Los valores de boro también superan tanto los máximos legales como los recomendados para riego, pudiendo afectar la ingestión de grandes cantidades del mismo al sistema nervioso central del ser humano y, en dosis menores, producir náuseas y calambres intestinales, incluso el síndrome clínico del borismo, en caso de un consumo prolongado.

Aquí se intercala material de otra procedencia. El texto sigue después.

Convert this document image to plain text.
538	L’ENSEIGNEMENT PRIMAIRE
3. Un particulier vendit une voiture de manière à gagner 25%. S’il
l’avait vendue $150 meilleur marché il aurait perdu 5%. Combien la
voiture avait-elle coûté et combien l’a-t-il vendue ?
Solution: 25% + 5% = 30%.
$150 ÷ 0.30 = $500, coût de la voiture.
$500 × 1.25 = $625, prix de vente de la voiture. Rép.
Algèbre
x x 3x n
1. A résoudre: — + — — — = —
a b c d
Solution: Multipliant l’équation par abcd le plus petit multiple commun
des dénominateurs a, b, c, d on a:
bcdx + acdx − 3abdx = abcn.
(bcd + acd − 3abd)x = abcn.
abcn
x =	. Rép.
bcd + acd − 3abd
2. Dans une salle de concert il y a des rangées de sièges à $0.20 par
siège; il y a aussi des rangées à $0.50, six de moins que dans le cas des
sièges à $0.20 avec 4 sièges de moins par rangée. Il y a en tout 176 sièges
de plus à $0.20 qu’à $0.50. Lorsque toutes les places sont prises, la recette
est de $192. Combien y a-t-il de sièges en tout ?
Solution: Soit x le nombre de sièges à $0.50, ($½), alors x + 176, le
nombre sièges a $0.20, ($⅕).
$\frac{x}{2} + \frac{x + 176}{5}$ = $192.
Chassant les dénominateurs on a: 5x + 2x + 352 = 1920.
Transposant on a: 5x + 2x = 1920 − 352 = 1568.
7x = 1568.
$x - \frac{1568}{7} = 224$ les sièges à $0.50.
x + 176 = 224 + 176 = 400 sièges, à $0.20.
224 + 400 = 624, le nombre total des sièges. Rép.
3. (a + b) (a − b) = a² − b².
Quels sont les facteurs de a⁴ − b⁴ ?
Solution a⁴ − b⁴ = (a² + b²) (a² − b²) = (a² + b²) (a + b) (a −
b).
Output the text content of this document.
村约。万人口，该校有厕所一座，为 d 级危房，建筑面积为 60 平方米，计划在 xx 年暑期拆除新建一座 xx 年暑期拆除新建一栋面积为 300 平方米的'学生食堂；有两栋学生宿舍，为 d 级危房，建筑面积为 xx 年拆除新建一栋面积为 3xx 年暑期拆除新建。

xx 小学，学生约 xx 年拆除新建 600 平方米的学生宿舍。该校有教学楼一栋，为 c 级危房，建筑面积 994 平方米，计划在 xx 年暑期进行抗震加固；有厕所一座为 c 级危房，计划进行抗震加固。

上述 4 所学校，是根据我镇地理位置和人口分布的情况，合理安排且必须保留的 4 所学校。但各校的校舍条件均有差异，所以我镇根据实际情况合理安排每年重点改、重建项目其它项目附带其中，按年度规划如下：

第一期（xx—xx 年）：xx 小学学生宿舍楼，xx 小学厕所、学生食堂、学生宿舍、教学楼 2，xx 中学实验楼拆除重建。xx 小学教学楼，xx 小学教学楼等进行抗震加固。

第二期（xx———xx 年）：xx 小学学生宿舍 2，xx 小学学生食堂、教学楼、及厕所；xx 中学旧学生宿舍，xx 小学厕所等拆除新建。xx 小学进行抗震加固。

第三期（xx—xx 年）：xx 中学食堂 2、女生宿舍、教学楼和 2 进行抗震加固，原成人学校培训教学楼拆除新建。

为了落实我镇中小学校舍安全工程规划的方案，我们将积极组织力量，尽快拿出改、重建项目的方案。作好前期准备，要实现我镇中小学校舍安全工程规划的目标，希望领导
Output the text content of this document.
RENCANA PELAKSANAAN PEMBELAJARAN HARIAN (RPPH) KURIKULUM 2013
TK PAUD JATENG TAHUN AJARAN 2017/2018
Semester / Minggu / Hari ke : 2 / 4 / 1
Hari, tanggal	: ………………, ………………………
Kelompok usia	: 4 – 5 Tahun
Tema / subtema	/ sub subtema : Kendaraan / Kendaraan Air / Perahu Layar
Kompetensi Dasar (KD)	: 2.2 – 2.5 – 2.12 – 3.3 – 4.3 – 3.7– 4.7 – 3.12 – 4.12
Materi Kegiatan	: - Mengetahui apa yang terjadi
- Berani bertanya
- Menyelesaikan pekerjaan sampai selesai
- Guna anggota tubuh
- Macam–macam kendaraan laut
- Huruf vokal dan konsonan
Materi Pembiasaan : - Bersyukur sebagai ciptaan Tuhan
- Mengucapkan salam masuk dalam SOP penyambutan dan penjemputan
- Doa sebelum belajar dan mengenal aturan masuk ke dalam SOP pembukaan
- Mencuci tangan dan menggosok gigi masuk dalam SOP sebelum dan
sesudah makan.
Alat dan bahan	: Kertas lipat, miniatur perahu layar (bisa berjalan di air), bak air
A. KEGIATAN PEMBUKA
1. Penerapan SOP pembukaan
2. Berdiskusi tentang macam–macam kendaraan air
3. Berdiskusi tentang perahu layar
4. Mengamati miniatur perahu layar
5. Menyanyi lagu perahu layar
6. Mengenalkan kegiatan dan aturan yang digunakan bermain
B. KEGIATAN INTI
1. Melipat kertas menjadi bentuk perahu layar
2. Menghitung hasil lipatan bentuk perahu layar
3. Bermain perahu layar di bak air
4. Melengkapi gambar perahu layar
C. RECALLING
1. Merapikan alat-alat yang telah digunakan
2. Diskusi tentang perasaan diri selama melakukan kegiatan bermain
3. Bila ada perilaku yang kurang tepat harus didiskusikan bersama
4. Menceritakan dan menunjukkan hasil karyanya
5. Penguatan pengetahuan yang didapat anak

Este elemento puede aparecer naturalmente en el agua y es esencial para el crecimiento de las plantas, sin embargo, un contenido excesivo es perjudicial para determinados vegetales, a quienes les afecta una concentración de 1 mg/l, por ello, el resultado obtenido, dado que las muestras del río analizadas ofrecen unos parámetros de entre 1 y 2 mg/l, ‘puede ser alarmante y habría que hacer un seguimiento de este elemento’, concluye el informe.
Por último, los pesticidas y plaguicidas, que llegan al río mediante los excedentes de riego o por infiltración de los acuíferos, ‘pueden penetrar en el organismo por vía oral de forma accidental por ingestión de alimentos contaminados, como verduras, hortalizas o frutas regadas con aguas contaminadas’, dando lugar a gastroenteritis y ulceraciones en el tubo digestivo con el problema añadido de que sus efectos tóxicos aparecen de forma retardada.
Otro dato destacable es el considerable aumento en la contaminación del río tras su paso por el municipio de Murcia debido, fundamentalmente, a los aportes del Reguerón y a los vertidos no depurados procedentes de aguas residuales domésticas. El incremento de los parámetros analizados a la entrada al municipio -en la Contraparada- y a la salida es de un 700 % en el caso del amonio, de un 1.700 % en detergentes y del 74 % en coliformes fecales. Estos datos reflejan que el amonio supera en más de catorce veces los límites legales, los detergentes, un cincuenta por ciento y los coliformes fecales alcanzan las 750.000 unidades formadoras de colonias por cada 100 ml, cuando las aguas debieran estar exentas.